Malaysia enters next growth frontier: UOB

31 Aug 2017 / 20:46 H.

    PETALING JAYA: Malaysia, which celebrated its 60th Independence Day yesterday, has entered its next growth frontier, underpinned by a new economic model that leverages on its core strengths, according to United Overseas Bank (Malaysia) Bhd economist Julia Goh.
    These core strengths are a diversified economic structure, good infrastructure, supportive financial system, positive demographics, social and political stability as well as strong geographic ties in the region.
    “As the external environment poses increasing challenges in the form of global policy uncertainty, protectionist sentiment and geopolitical threats, Malaysia’s ability to face up to unpredictability lies in pursuing forward-looking adjustments that ensure sound macroeconomic management, market openness and liberalisation, drive new opportunities for growth, focus on innovation and technology, greater transparency and governance, fiscal and debt sustainability, human capital development, economic inclusion and social cohesion,” she said in a report.
    Malaysia’s economy has evolved from a low-income, agriculture-based economy with gross national income (GNI) per capita of US$240 in 1962 to an upper middle-income manufacturing and services driven economy with US$9,850 GNI per capita in 2016.
    “Much of Malaysia’s early transformation is attributed to strategic vision, bold policy decisions and ability to mobilise support from both public and private sectors.

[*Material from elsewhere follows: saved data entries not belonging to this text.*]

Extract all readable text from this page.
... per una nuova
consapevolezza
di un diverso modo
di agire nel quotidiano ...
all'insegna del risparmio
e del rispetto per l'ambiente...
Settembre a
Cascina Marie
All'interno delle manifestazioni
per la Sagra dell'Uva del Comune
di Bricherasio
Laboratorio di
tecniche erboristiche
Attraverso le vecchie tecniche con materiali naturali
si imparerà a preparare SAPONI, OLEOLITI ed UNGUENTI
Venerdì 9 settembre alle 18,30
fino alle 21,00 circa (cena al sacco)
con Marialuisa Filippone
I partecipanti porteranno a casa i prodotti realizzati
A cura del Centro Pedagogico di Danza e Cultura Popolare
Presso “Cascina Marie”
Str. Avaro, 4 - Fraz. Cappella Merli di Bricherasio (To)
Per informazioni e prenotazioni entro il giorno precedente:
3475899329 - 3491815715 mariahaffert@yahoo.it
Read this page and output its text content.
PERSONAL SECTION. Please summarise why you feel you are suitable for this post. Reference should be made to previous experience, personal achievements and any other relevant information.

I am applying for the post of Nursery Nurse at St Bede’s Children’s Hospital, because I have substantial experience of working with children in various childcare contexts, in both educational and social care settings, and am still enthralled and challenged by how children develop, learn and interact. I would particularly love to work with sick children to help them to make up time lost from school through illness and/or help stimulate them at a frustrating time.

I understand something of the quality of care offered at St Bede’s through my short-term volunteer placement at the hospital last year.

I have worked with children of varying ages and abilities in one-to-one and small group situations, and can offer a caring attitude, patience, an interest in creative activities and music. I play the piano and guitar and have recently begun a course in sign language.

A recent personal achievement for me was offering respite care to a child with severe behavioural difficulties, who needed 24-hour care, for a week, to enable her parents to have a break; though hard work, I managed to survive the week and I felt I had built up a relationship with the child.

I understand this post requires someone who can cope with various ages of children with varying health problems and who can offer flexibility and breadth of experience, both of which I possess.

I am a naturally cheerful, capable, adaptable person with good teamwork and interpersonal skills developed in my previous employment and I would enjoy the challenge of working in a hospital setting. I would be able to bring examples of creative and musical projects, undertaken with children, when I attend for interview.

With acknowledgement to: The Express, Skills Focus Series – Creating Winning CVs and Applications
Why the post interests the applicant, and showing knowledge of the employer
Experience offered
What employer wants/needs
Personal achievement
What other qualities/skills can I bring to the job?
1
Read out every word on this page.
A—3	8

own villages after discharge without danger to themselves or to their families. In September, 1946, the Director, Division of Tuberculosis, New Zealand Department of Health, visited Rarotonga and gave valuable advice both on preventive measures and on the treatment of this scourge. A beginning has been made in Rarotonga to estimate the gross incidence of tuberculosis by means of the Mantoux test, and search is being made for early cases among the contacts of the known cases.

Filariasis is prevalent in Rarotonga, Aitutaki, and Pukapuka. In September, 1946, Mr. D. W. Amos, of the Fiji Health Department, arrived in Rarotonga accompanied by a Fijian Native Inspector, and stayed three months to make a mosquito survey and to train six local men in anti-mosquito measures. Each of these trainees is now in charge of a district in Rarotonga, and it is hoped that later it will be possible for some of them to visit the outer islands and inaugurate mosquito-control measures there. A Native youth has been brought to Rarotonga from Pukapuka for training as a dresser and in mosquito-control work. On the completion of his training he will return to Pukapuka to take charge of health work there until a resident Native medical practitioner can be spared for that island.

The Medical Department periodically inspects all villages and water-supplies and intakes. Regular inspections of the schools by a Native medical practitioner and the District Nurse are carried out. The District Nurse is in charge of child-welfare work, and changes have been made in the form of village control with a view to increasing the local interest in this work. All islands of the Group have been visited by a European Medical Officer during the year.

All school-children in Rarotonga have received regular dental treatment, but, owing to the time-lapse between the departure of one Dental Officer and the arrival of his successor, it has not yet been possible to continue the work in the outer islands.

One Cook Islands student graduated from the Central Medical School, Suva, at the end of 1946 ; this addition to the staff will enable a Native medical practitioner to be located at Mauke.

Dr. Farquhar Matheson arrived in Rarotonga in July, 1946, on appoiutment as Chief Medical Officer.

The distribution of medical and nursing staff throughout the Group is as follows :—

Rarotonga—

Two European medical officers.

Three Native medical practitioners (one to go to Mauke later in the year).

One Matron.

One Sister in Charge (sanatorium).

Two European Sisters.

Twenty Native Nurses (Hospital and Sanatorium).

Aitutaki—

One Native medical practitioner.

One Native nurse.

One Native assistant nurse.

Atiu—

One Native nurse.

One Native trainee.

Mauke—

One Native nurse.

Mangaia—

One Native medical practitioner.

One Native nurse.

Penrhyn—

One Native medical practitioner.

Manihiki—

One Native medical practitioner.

This involved experimental economic policy making and industrial promotion,” Goh said.
    She divided Malaysia’s transformative years since independence into several phases, the first from 1957 till 1970 whereby the country’s mainstays were rubber and tin production, as well as entrepot trade centres in Penang and Malacca.
    Businesses then were small-scale, localised and predominantly family-based. Due to volatility of commodity prices, there was a strategic focus to diversify production and incomes away from tin and rubber, paving the way for early diversification within agriculture from rubber into palm oil and other crops, and diversification away from primary into secondary industries, particularly manufacturing.
    The second phase, from 1971 till 1990, saw growth centred on the rise of construction and manufacturing, with focus on equitable distribution. Economic development was based on three long-term policies, namely New Economic Policy, National Development Policy and National Vision Policy.
    “Despite the shocks from oil crises (1973-74 and 1978-79) and global slowdown in electronics and primary commodities (1985-86), average growth in this period was 8.9%. The focus was on four manufacturing industries namely rubber, palm oil products, electronics and electrical products, and transport and automobile industries,” said Goh.
    Export-oriented manufacturing gained momentum and foreign direct investment was promoted. Privatisation took off and together with the development of the Multimedia Super Corridor (MSC) in 1990s were considered instrumental in achieving rapid industrialisation.
    In the third phase, from 1991 till 2007, growth was challenged by the Asian Financial Crisis and period of foreign exchange controls, with average of 6.4% real gross domestic product growth. In 1991, Vision 2020 was introduced, setting the goal for Malaysia to be a self-sufficient industrialised nation by 2020.
    Malaysia sought out new growth areas and pushed towards higher-value added and knowledge-based industries amid erosion in its comparative advantage in labour costs and labour-intensive manufacturing.
    The launch of MSC in 1996 laid the foundation for Malaysia to expand the services sector, including ICT. Hard and soft infrastructure was packaged with a conducive legal and regulatory environment. MSC-status companies were granted incentives in exchange for technology and knowledge transfer.
    The fourth phase, from 2008 till the present, sees the country’s transformation into a high-income nation being challenged by the global crisis (2008-09), leading to the New Economic Model (NEM), unveiled in 2010.
    The NEM was designed to address concerns that the country was stuck in a middle-income trap with sub-par growth potential and lack of private sector dynamism. It aims to achieve high-income status, inclusiveness with equitable distribution of wealth, and financial and environmental sustainability.
    The three key pillars under the NEM model are 1Malaysia, the Government Transformation Programme and the Economic Transformation Programme.
    “The NEM redefined the government’s role as an enabler of growth while the private sector would be re-energised to be the prime growth driver. Malaysia managed to avert the destabilising effects from oil price slump (started end-2014) owing to major fiscal reforms implemented over the years,” said Goh.
    Current focus has shifted to development of the fourth industrial revolution (Industry 4.0) to promote high-technology industries and minimise dependency on manpower. This includes sectors involved in automation, digitalisation, robotic development and big data.
    Moving forward, Malaysia aims to be the 20th ranked country in terms of economic development, social advancement and innovation, which the government aims to achieve with an economic plan known as Transformasi Nasional 2010, or TN50.